Shawn gave a brief giggle, then zipped back up. Together they ran out to the idling station wagon that was waiting to take them to a pizza party—a warm, innocent house smelling of baking crust.

The whole week after, he felt unsettled. Had his best friend been trying to trick him? Some of Shawn’s favorite targets were
“faggots,” or, as he referred to them on more than one occasion, “antelope-asshole lickers.” Did Shawn know that Palmer was a faggot? Was he trying to get him to admit it so he could tell Roy and Ben and whomever else? Shawn was his best friend,
but he didn’t trust him, really. Palmer was left to guess that showing one’s privates to a friend was normal. Perhaps at camp everyone stood, boxers down, comparing penises before bed—a thought that excited Palmer wildly, given that his mother had already sent the check in to Camp Halowakee for next year.

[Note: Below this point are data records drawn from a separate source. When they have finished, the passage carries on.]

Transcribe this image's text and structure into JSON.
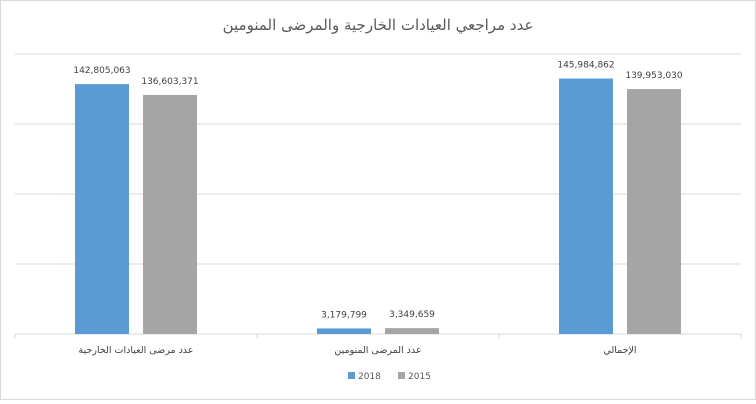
{
  "chart_data": {
    "type": "bar",
    "title": "عدد مراجعي العيادات الخارجية والمرضى المنومين",
    "xlabel": "",
    "ylabel": "",
    "ylim": [
      0,
      160000000
    ],
    "grid": true,
    "legend_position": "bottom",
    "direction": "rtl",
    "categories": [
      "الإجمالي",
      "عدد المرضى المنومين",
      "عدد مرضى العيادات الخارجية"
    ],
    "series": [
      {
        "name": "2018",
        "color": "#5b9bd5",
        "values": [
          145984862,
          3179799,
          142805063
        ],
        "labels": [
          "145,984,862",
          "3,179,799",
          "142,805,063"
        ]
      },
      {
        "name": "2015",
        "color": "#a5a5a5",
        "values": [
          139953030,
          3349659,
          136603371
        ],
        "labels": [
          "139,953,030",
          "3,349,659",
          "136,603,371"
        ]
      }
    ]
  }
}
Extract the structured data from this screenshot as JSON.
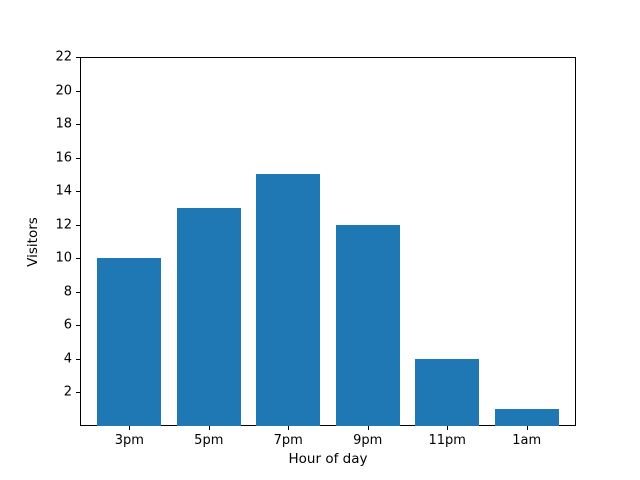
{
  "chart_data": {
    "type": "bar",
    "title": "",
    "categories": [
      "3pm",
      "5pm",
      "7pm",
      "9pm",
      "11pm",
      "1am"
    ],
    "values": [
      10,
      13,
      15,
      12,
      4,
      1
    ],
    "xlabel": "Hour of day",
    "ylabel": "Visitors",
    "ylim": [
      0,
      22
    ],
    "yticks": [
      2,
      4,
      6,
      8,
      10,
      12,
      14,
      16,
      18,
      20,
      22
    ],
    "bar_color": "#1f77b4",
    "spine_color": "#000000",
    "background_color": "#ffffff",
    "grid": false,
    "legend": null
  }
}
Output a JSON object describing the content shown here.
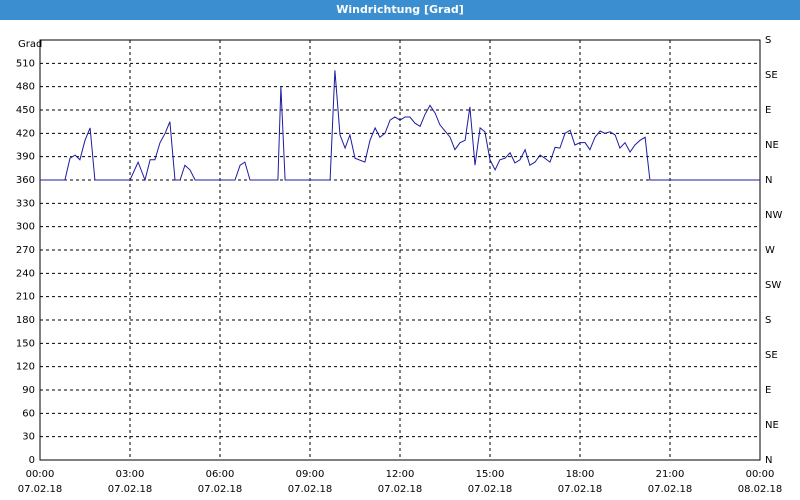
{
  "chart_data": {
    "type": "line",
    "title": "Windrichtung [Grad]",
    "y_label": "Grad",
    "x": [
      0,
      0.83,
      1,
      1.17,
      1.33,
      1.5,
      1.67,
      1.83,
      3,
      3.27,
      3.5,
      3.67,
      3.83,
      4,
      4.17,
      4.33,
      4.5,
      4.67,
      4.83,
      5,
      5.17,
      6.5,
      6.67,
      6.83,
      7,
      7.93,
      8.03,
      8.17,
      9.67,
      9.83,
      10,
      10.17,
      10.33,
      10.5,
      10.83,
      11,
      11.17,
      11.33,
      11.5,
      11.67,
      11.83,
      12,
      12.17,
      12.33,
      12.5,
      12.67,
      12.83,
      13,
      13.17,
      13.33,
      13.67,
      13.83,
      14,
      14.17,
      14.33,
      14.5,
      14.67,
      14.83,
      15,
      15.17,
      15.33,
      15.5,
      15.67,
      15.83,
      16,
      16.17,
      16.33,
      16.5,
      16.67,
      16.83,
      17,
      17.17,
      17.33,
      17.5,
      17.67,
      17.83,
      18,
      18.17,
      18.33,
      18.5,
      18.67,
      18.83,
      19,
      19.17,
      19.33,
      19.5,
      19.67,
      19.83,
      20,
      20.17,
      20.33,
      24
    ],
    "series": [
      {
        "color": "#1c1ca0",
        "values": [
          360,
          360,
          388,
          392,
          386,
          411,
          427,
          360,
          360,
          383,
          360,
          386,
          386,
          408,
          420,
          435,
          360,
          360,
          379,
          373,
          360,
          360,
          379,
          383,
          360,
          360,
          480,
          360,
          360,
          501,
          418,
          401,
          418,
          388,
          383,
          411,
          427,
          415,
          420,
          437,
          441,
          437,
          441,
          441,
          433,
          429,
          444,
          456,
          446,
          431,
          415,
          399,
          408,
          411,
          454,
          379,
          427,
          422,
          386,
          373,
          386,
          388,
          395,
          382,
          386,
          399,
          379,
          383,
          392,
          388,
          383,
          402,
          401,
          420,
          424,
          405,
          408,
          408,
          399,
          415,
          423,
          420,
          422,
          418,
          401,
          408,
          396,
          405,
          411,
          415,
          360,
          360
        ]
      }
    ],
    "xlim": [
      0,
      24
    ],
    "xticks": [
      {
        "value": 0,
        "label": "00:00",
        "date": "07.02.18"
      },
      {
        "value": 3,
        "label": "03:00",
        "date": "07.02.18"
      },
      {
        "value": 6,
        "label": "06:00",
        "date": "07.02.18"
      },
      {
        "value": 9,
        "label": "09:00",
        "date": "07.02.18"
      },
      {
        "value": 12,
        "label": "12:00",
        "date": "07.02.18"
      },
      {
        "value": 15,
        "label": "15:00",
        "date": "07.02.18"
      },
      {
        "value": 18,
        "label": "18:00",
        "date": "07.02.18"
      },
      {
        "value": 21,
        "label": "21:00",
        "date": "07.02.18"
      },
      {
        "value": 24,
        "label": "00:00",
        "date": "08.02.18"
      }
    ],
    "ylim": [
      0,
      540
    ],
    "yticks": [
      0,
      30,
      60,
      90,
      120,
      150,
      180,
      210,
      240,
      270,
      300,
      330,
      360,
      390,
      420,
      450,
      480,
      510
    ],
    "y2lim": [
      0,
      540
    ],
    "y2ticks": [
      {
        "value": 0,
        "label": "N"
      },
      {
        "value": 45,
        "label": "NE"
      },
      {
        "value": 90,
        "label": "E"
      },
      {
        "value": 135,
        "label": "SE"
      },
      {
        "value": 180,
        "label": "S"
      },
      {
        "value": 225,
        "label": "SW"
      },
      {
        "value": 270,
        "label": "W"
      },
      {
        "value": 315,
        "label": "NW"
      },
      {
        "value": 360,
        "label": "N"
      },
      {
        "value": 405,
        "label": "NE"
      },
      {
        "value": 450,
        "label": "E"
      },
      {
        "value": 495,
        "label": "SE"
      },
      {
        "value": 540,
        "label": "S"
      }
    ],
    "grid": true
  }
}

And now, here he was, lying on his stomach on the deep-pile carpet smelling faintly of urine, blissfully aware that, just a few blocks away, his soccer teammates were trudging through a wet, mind-numbing practice. The gray afternoon dripped into evening, but Shawn didn’t seem to notice, too absorbed in the miniature war zone of Battleship.

“G four!” he cried, throwing forth a maniacal laugh when rewarded with that tinny explosion. They played all the way up to dinner, breaking briefly for a set of hastily ingested burgers provided by Shawn’s mother, who then left for a party at the
Meyerses’ house. By ten o’clock, Palmer’s eyes burned from staring at the screen; his fingers hurt from pressing down on the missile button; his mind was numb from boredom.